A works council must be elected in companies which employ at least 50 employees on an habitual basis in France, and such works council must be informed and consulted on numerous matters (the principle being that the works council has to be informed and consulted before any definite or irremediable decision is made by the employer).

In the context of such consultation, the employer is required to provide the works council with precise and written information concerning the contemplated measure, and French employment law requires the employer to obtain an opinion from the works council before making the final decision. Although such opinion can be either negative or positive (i.e., the works council does not have a veto right), it is not unusual to see works councils delaying providing any opinion on a specific project, in an attempt to postpone the project indefinitely.

However, such practice should come to an end, as specific timeframes for response by the works council have been created by a recent law of 14 June 2013, which has been supplemented by a decree dated 27 December 2013. A written position from the labour administration is currently under preparation to include additional specifications relating to this set of measures.

Under the new law, the employer and its works council (more precisely the majority of tenured members of such body) can agree on the timeframe for the consultation of the works council (except if fixed timeframes are already provided by the French Employment Code such as for mass redundancies).
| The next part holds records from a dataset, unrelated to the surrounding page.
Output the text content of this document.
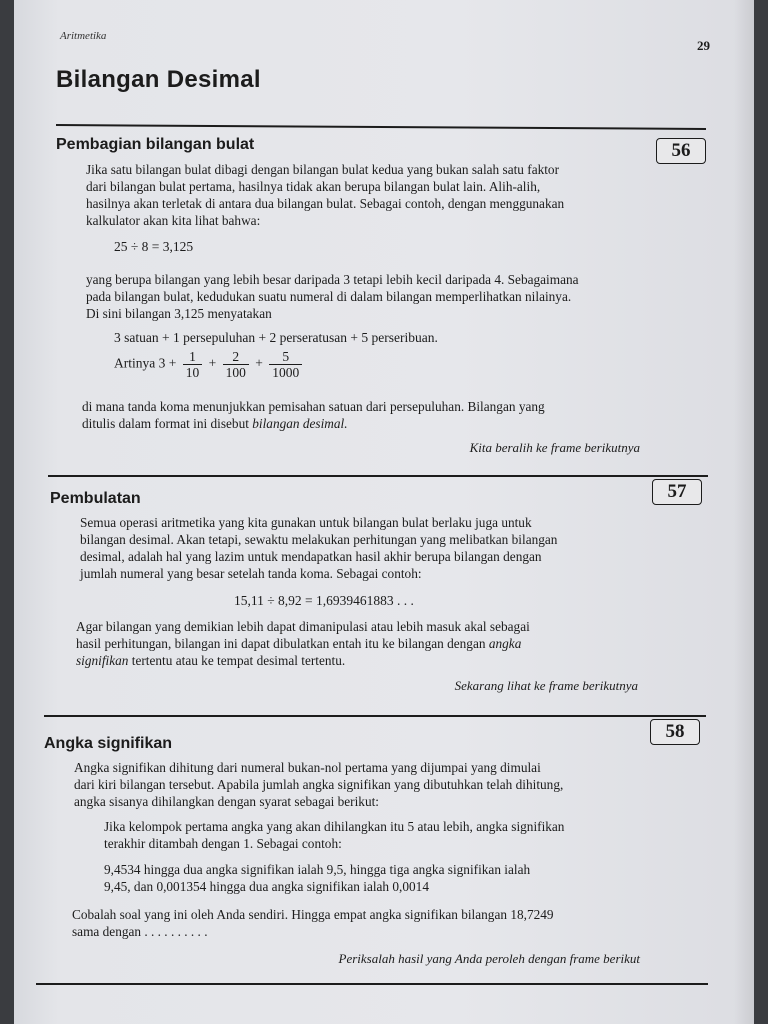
Aritmetika
29
Bilangan Desimal
Pembagian bilangan bulat	56
Jika satu bilangan bulat dibagi dengan bilangan bulat kedua yang bukan salah satu faktor
dari bilangan bulat pertama, hasilnya tidak akan berupa bilangan bulat lain. Alih-alih,
hasilnya akan terletak di antara dua bilangan bulat. Sebagai contoh, dengan menggunakan
kalkulator akan kita lihat bahwa:
25 ÷ 8 = 3,125
yang berupa bilangan yang lebih besar daripada 3 tetapi lebih kecil daripada 4. Sebagaimana
pada bilangan bulat, kedudukan suatu numeral di dalam bilangan memperlihatkan nilainya.
Di sini bilangan 3,125 menyatakan
3 satuan + 1 persepuluhan + 2 perseratusan + 5 perseribuan.
Artinya $3 + \frac{1}{10} + \frac{2}{100} + \frac{5}{1000}$
di mana tanda koma menunjukkan pemisahan satuan dari persepuluhan. Bilangan yang
ditulis dalam format ini disebut bilangan desimal.
Kita beralih ke frame berikutnya
Pembulatan	57
Semua operasi aritmetika yang kita gunakan untuk bilangan bulat berlaku juga untuk
bilangan desimal. Akan tetapi, sewaktu melakukan perhitungan yang melibatkan bilangan
desimal, adalah hal yang lazim untuk mendapatkan hasil akhir berupa bilangan dengan
jumlah numeral yang besar setelah tanda koma. Sebagai contoh:
15,11 ÷ 8,92 = 1,6939461883 . . .
Agar bilangan yang demikian lebih dapat dimanipulasi atau lebih masuk akal sebagai
hasil perhitungan, bilangan ini dapat dibulatkan entah itu ke bilangan dengan angka
signifikan tertentu atau ke tempat desimal tertentu.
Sekarang lihat ke frame berikutnya
Angka signifikan
58
Angka signifikan dihitung dari numeral bukan-nol pertama yang dijumpai yang dimulai
dari kiri bilangan tersebut. Apabila jumlah angka signifikan yang dibutuhkan telah dihitung,
angka sisanya dihilangkan dengan syarat sebagai berikut:
Jika kelompok pertama angka yang akan dihilangkan itu 5 atau lebih, angka signifikan
terakhir ditambah dengan 1. Sebagai contoh:
9,4534 hingga dua angka signifikan ialah 9,5, hingga tiga angka signifikan ialah
9,45, dan 0,001354 hingga dua angka signifikan ialah 0,0014
Cobalah soal yang ini oleh Anda sendiri. Hingga empat angka signifikan bilangan 18,7249
sama dengan . . . . . . . . . .
Periksalah hasil yang Anda peroleh dengan frame berikut
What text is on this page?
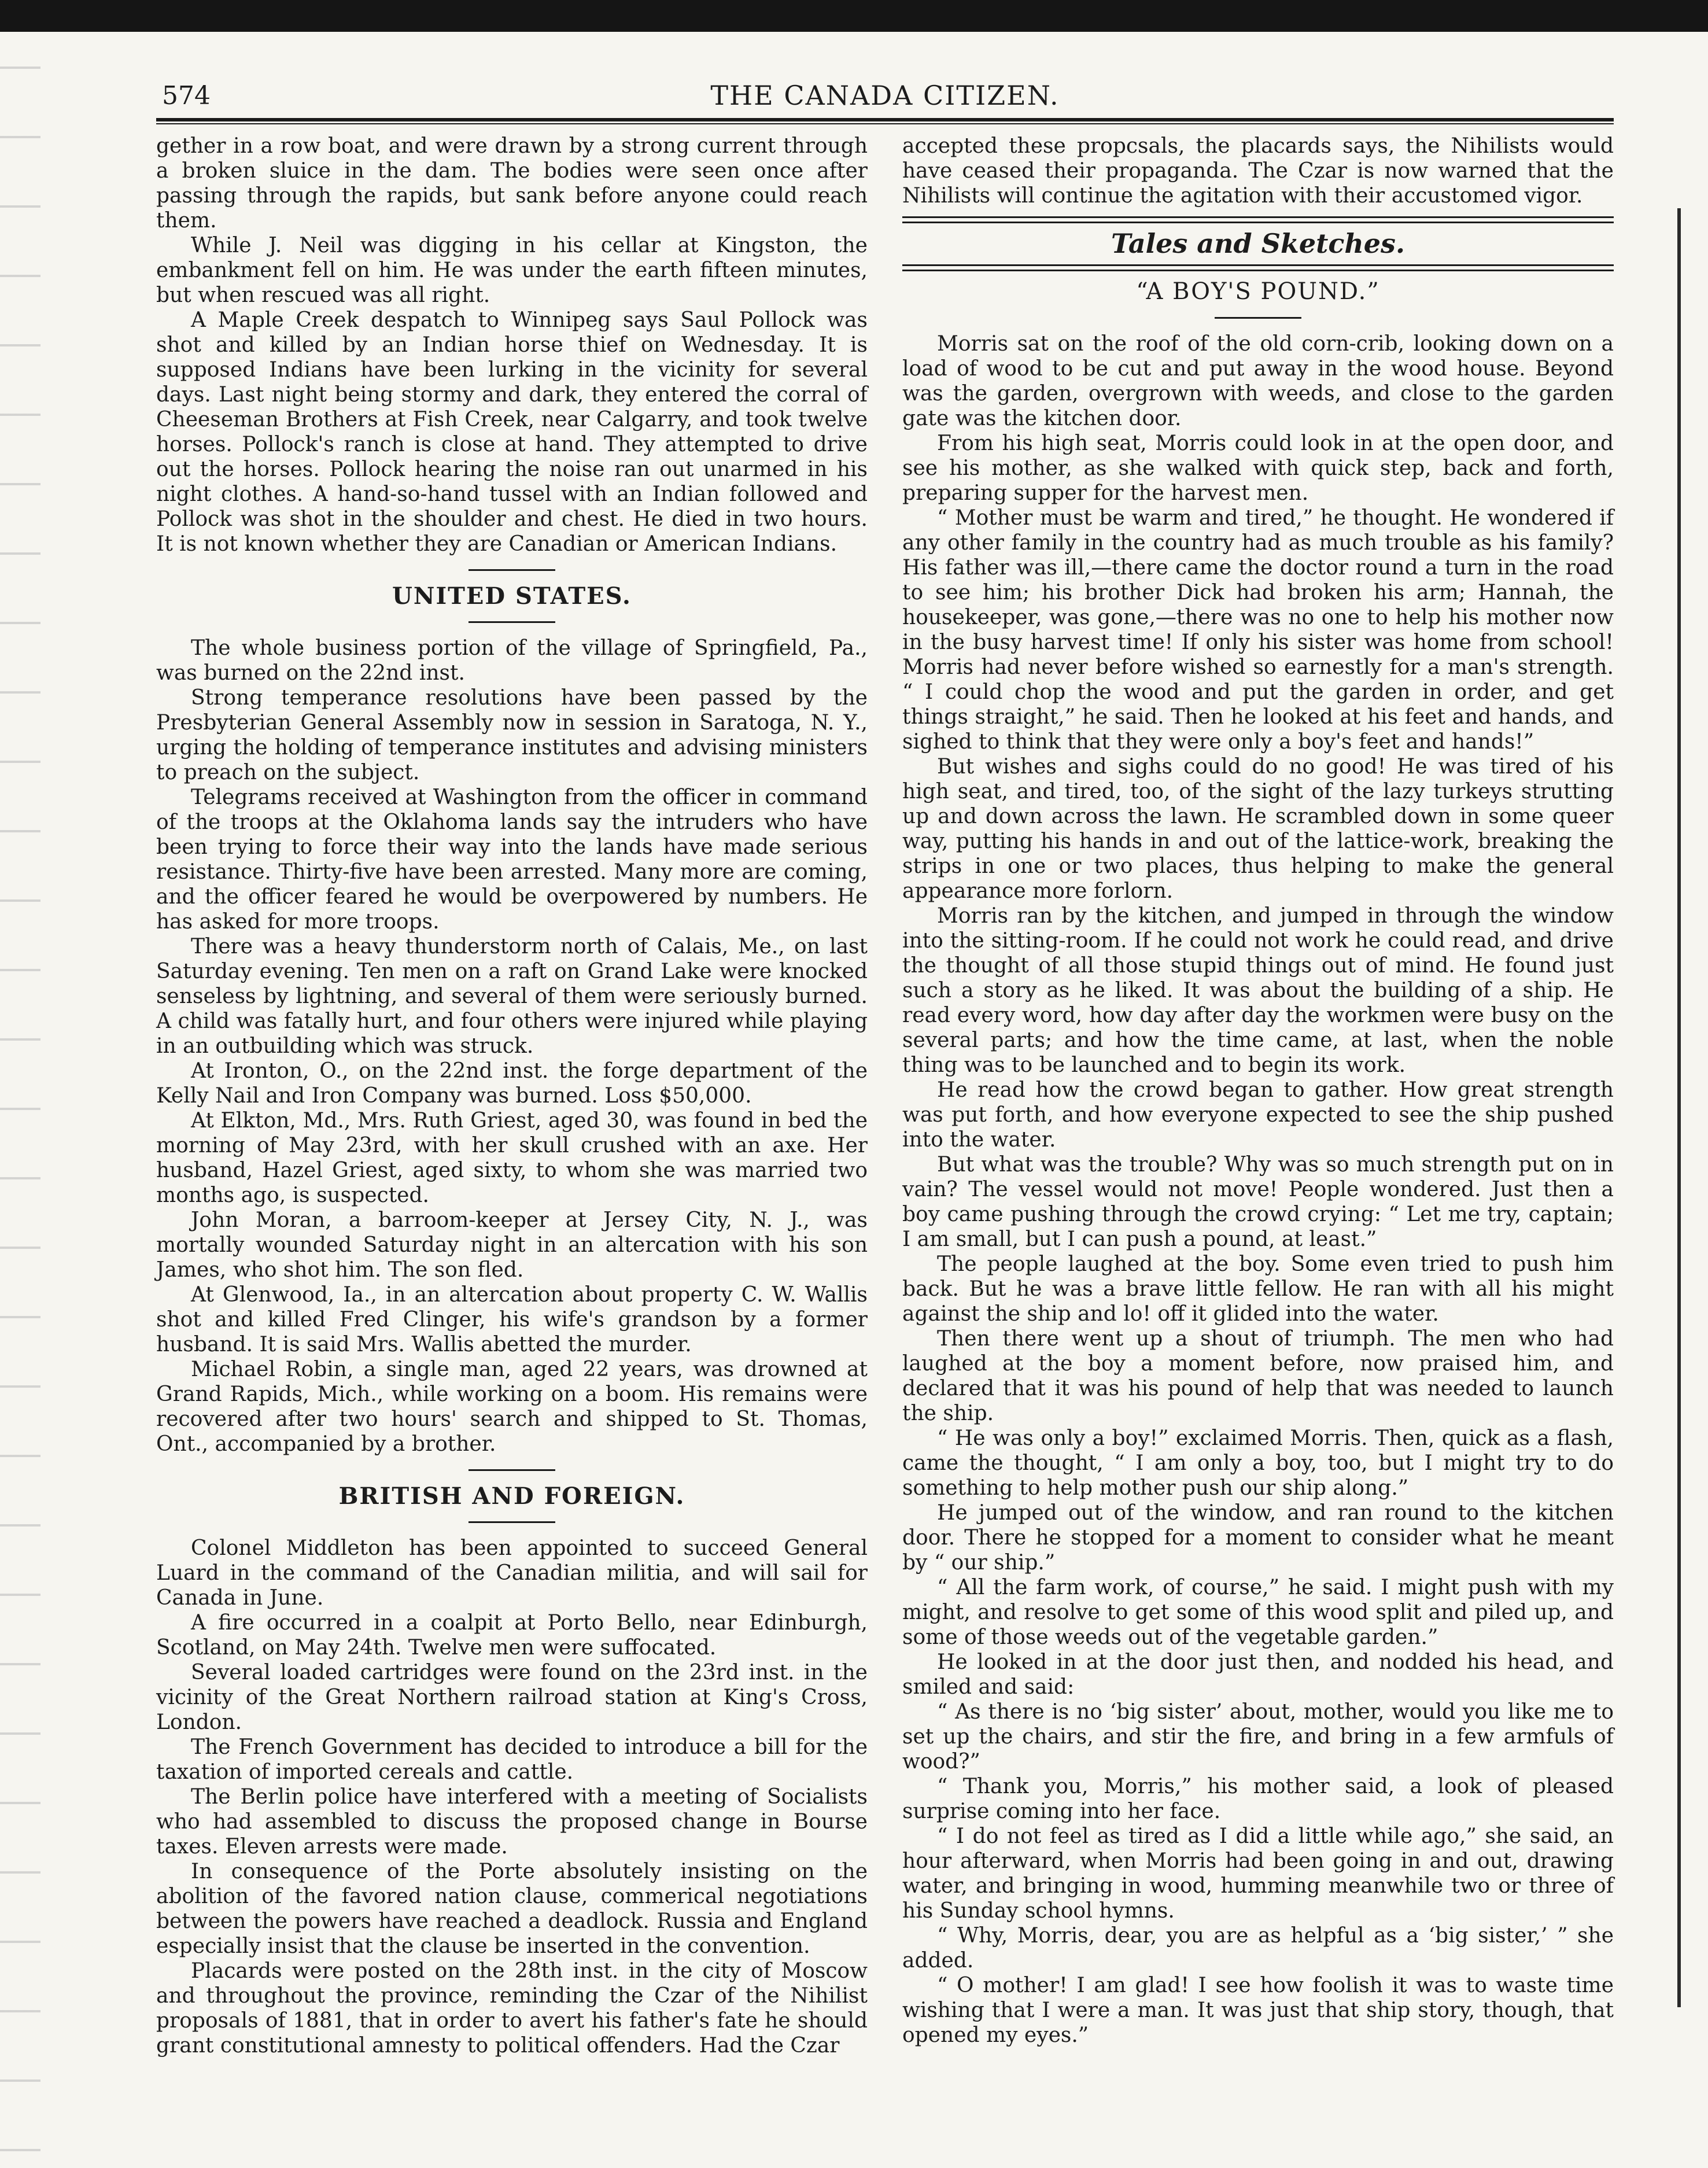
574	THE CANADA CITIZEN.

gether in a row boat, and were drawn by a strong current through a broken sluice in the dam. The bodies were seen once after passing through the rapids, but sank before anyone could reach them.

While J. Neil was digging in his cellar at Kingston, the embankment fell on him. He was under the earth fifteen minutes, but when rescued was all right.

A Maple Creek despatch to Winnipeg says Saul Pollock was shot and killed by an Indian horse thief on Wednesday. It is supposed Indians have been lurking in the vicinity for several days. Last night being stormy and dark, they entered the corral of Cheeseman Brothers at Fish Creek, near Calgarry, and took twelve horses. Pollock's ranch is close at hand. They attempted to drive out the horses. Pollock hearing the noise ran out unarmed in his night clothes. A hand-so-hand tussel with an Indian followed and Pollock was shot in the shoulder and chest. He died in two hours. It is not known whether they are Canadian or American Indians.

UNITED STATES.

The whole business portion of the village of Springfield, Pa., was burned on the 22nd inst.

Strong temperance resolutions have been passed by the Presbyterian General Assembly now in session in Saratoga, N. Y., urging the holding of temperance institutes and advising ministers to preach on the subject.

Telegrams received at Washington from the officer in command of the troops at the Oklahoma lands say the intruders who have been trying to force their way into the lands have made serious resistance. Thirty-five have been arrested. Many more are coming, and the officer feared he would be overpowered by numbers. He has asked for more troops.

There was a heavy thunderstorm north of Calais, Me., on last Saturday evening. Ten men on a raft on Grand Lake were knocked senseless by lightning, and several of them were seriously burned. A child was fatally hurt, and four others were injured while playing in an outbuilding which was struck.

At Ironton, O., on the 22nd inst. the forge department of the Kelly Nail and Iron Company was burned. Loss $50,000.

At Elkton, Md., Mrs. Ruth Griest, aged 30, was found in bed the morning of May 23rd, with her skull crushed with an axe. Her husband, Hazel Griest, aged sixty, to whom she was married two months ago, is suspected.

John Moran, a barroom-keeper at Jersey City, N. J., was mortally wounded Saturday night in an altercation with his son James, who shot him. The son fled.

At Glenwood, Ia., in an altercation about property C. W. Wallis shot and killed Fred Clinger, his wife's grandson by a former husband. It is said Mrs. Wallis abetted the murder.

Michael Robin, a single man, aged 22 years, was drowned at Grand Rapids, Mich., while working on a boom. His remains were recovered after two hours' search and shipped to St. Thomas, Ont., accompanied by a brother.

BRITISH AND FOREIGN.

Colonel Middleton has been appointed to succeed General Luard in the command of the Canadian militia, and will sail for Canada in June.

A fire occurred in a coalpit at Porto Bello, near Edinburgh, Scotland, on May 24th. Twelve men were suffocated.

Several loaded cartridges were found on the 23rd inst. in the vicinity of the Great Northern railroad station at King's Cross, London.

The French Government has decided to introduce a bill for the taxation of imported cereals and cattle.

The Berlin police have interfered with a meeting of Socialists who had assembled to discuss the proposed change in Bourse taxes. Eleven arrests were made.

In consequence of the Porte absolutely insisting on the abolition of the favored nation clause, commerical negotiations between the powers have reached a deadlock. Russia and England especially insist that the clause be inserted in the convention.

Placards were posted on the 28th inst. in the city of Moscow and throughout the province, reminding the Czar of the Nihilist proposals of 1881, that in order to avert his father's fate he should grant constitutional amnesty to political offenders. Had the Czar

accepted these propcsals, the placards says, the Nihilists would have ceased their propaganda. The Czar is now warned that the Nihilists will continue the agitation with their accustomed vigor.

Tales and Sketches.
“A BOY'S POUND.”

Morris sat on the roof of the old corn-crib, looking down on a load of wood to be cut and put away in the wood house. Beyond was the garden, overgrown with weeds, and close to the garden gate was the kitchen door.

From his high seat, Morris could look in at the open door, and see his mother, as she walked with quick step, back and forth, preparing supper for the harvest men.

“ Mother must be warm and tired,” he thought. He wondered if any other family in the country had as much trouble as his family? His father was ill,—there came the doctor round a turn in the road to see him; his brother Dick had broken his arm; Hannah, the housekeeper, was gone,—there was no one to help his mother now in the busy harvest time! If only his sister was home from school! Morris had never before wished so earnestly for a man's strength. “ I could chop the wood and put the garden in order, and get things straight,” he said. Then he looked at his feet and hands, and sighed to think that they were only a boy's feet and hands!”

But wishes and sighs could do no good! He was tired of his high seat, and tired, too, of the sight of the lazy turkeys strutting up and down across the lawn. He scrambled down in some queer way, putting his hands in and out of the lattice-work, breaking the strips in one or two places, thus helping to make the general appearance more forlorn.

Morris ran by the kitchen, and jumped in through the window into the sitting-room. If he could not work he could read, and drive the thought of all those stupid things out of mind. He found just such a story as he liked. It was about the building of a ship. He read every word, how day after day the workmen were busy on the several parts; and how the time came, at last, when the noble thing was to be launched and to begin its work.

He read how the crowd began to gather. How great strength was put forth, and how everyone expected to see the ship pushed into the water.

But what was the trouble? Why was so much strength put on in vain? The vessel would not move! People wondered. Just then a boy came pushing through the crowd crying: “ Let me try, captain; I am small, but I can push a pound, at least.”

The people laughed at the boy. Some even tried to push him back. But he was a brave little fellow. He ran with all his might against the ship and lo! off it glided into the water.

Then there went up a shout of triumph. The men who had laughed at the boy a moment before, now praised him, and declared that it was his pound of help that was needed to launch the ship.

“ He was only a boy!” exclaimed Morris. Then, quick as a flash, came the thought, “ I am only a boy, too, but I might try to do something to help mother push our ship along.”

He jumped out of the window, and ran round to the kitchen door. There he stopped for a moment to consider what he meant by “ our ship.”

“ All the farm work, of course,” he said. I might push with my might, and resolve to get some of this wood split and piled up, and some of those weeds out of the vegetable garden.”

He looked in at the door just then, and nodded his head, and smiled and said:

“ As there is no ‘big sister’ about, mother, would you like me to set up the chairs, and stir the fire, and bring in a few armfuls of wood?”

“ Thank you, Morris,” his mother said, a look of pleased surprise coming into her face.

“ I do not feel as tired as I did a little while ago,” she said, an hour afterward, when Morris had been going in and out, drawing water, and bringing in wood, humming meanwhile two or three of his Sunday school hymns.

“ Why, Morris, dear, you are as helpful as a ‘big sister,’ ” she added.

“ O mother! I am glad! I see how foolish it was to waste time wishing that I were a man. It was just that ship story, though, that opened my eyes.”
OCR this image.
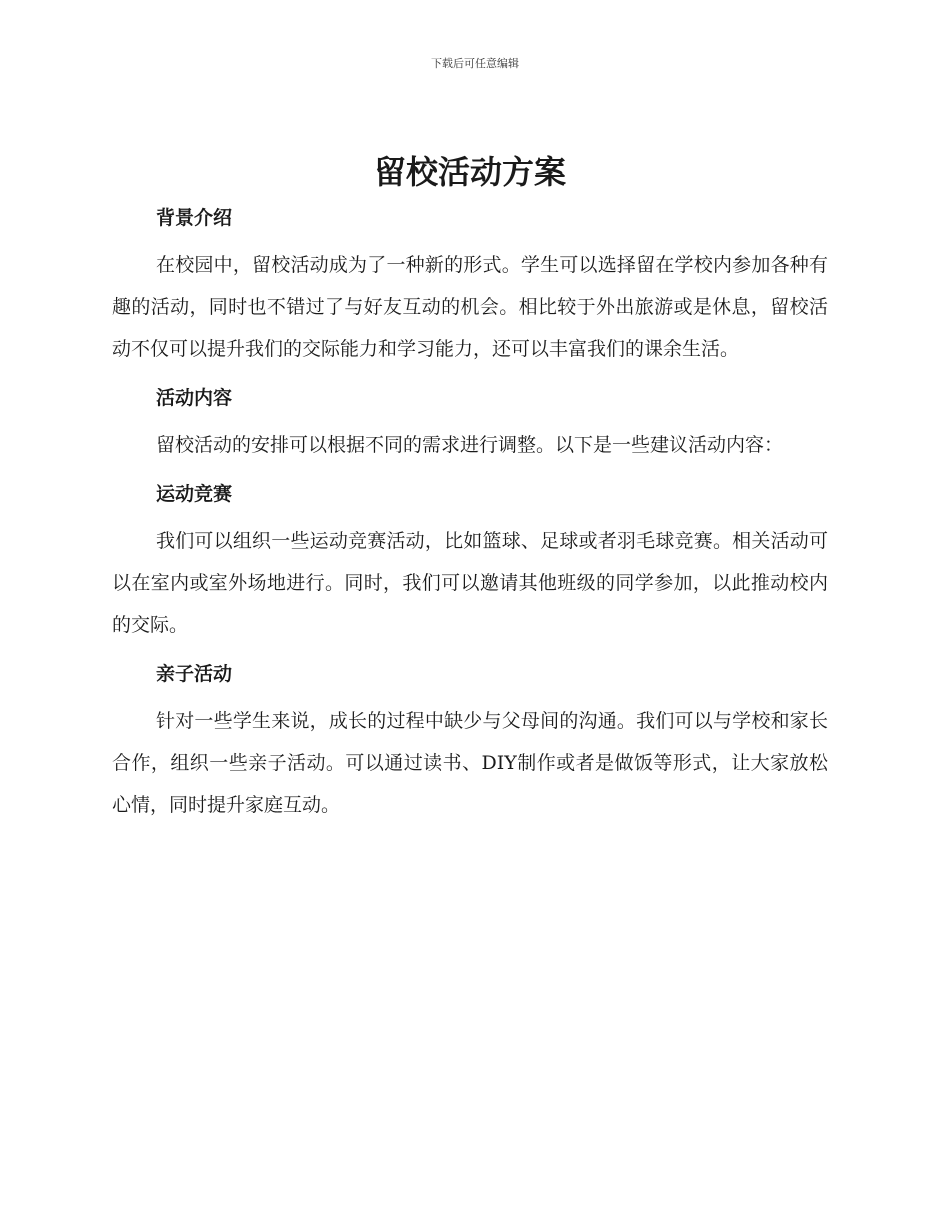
下载后可任意编辑
留校活动方案
背景介绍

在校园中，留校活动成为了一种新的形式。学生可以选择留在学校内参加各种有趣的活动，同时也不错过了与好友互动的机会。相比较于外出旅游或是休息，留校活动不仅可以提升我们的交际能力和学习能力，还可以丰富我们的课余生活。

活动内容

留校活动的安排可以根据不同的需求进行调整。以下是一些建议活动内容：

运动竞赛

我们可以组织一些运动竞赛活动，比如篮球、足球或者羽毛球竞赛。相关活动可以在室内或室外场地进行。同时，我们可以邀请其他班级的同学参加，以此推动校内的交际。

亲子活动

针对一些学生来说，成长的过程中缺少与父母间的沟通。我们可以与学校和家长合作，组织一些亲子活动。可以通过读书、DIY制作或者是做饭等形式，让大家放松心情，同时提升家庭互动。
Such agreement cannot however provide for less than 15 days between the date the employer provides the relevant information to the works council and the meeting with the works council.

In case of failure to reach an agreement with the works council, the following time periods are applicable, such periods beginning to run on the date on which the employer provides the relevant information to the works council:

  • Generally: 1 month;
  • 2 months if the works council appoints an expert for assistance in the consultation process (timeframes for the submission by such expert of his expertise report have also been set);
  • 3 months if the health and safety committee(s) must also be consulted on the contemplated measure;
  • 4 months if a coordination body for the various relevant health and safety committees has been appointed.

If the works council has not provided its opinion within these timeframes, it will be deemed to have issued a negative opinion on the project (which means the consultation process is deemed to be completed and the employer can implement the project). If it considers that it does not have sufficient information to issue its opinion, the works council may file a claim in summary proceedings before the President of the competent civil court (Tribunal de Grande Instance) to obtain additional information. This jurisdiction may, in some circumstances, order that the timeframe be extended.

Therefore, employers should at last be able to have a clearer view on the duration of the consultation process with the French works council.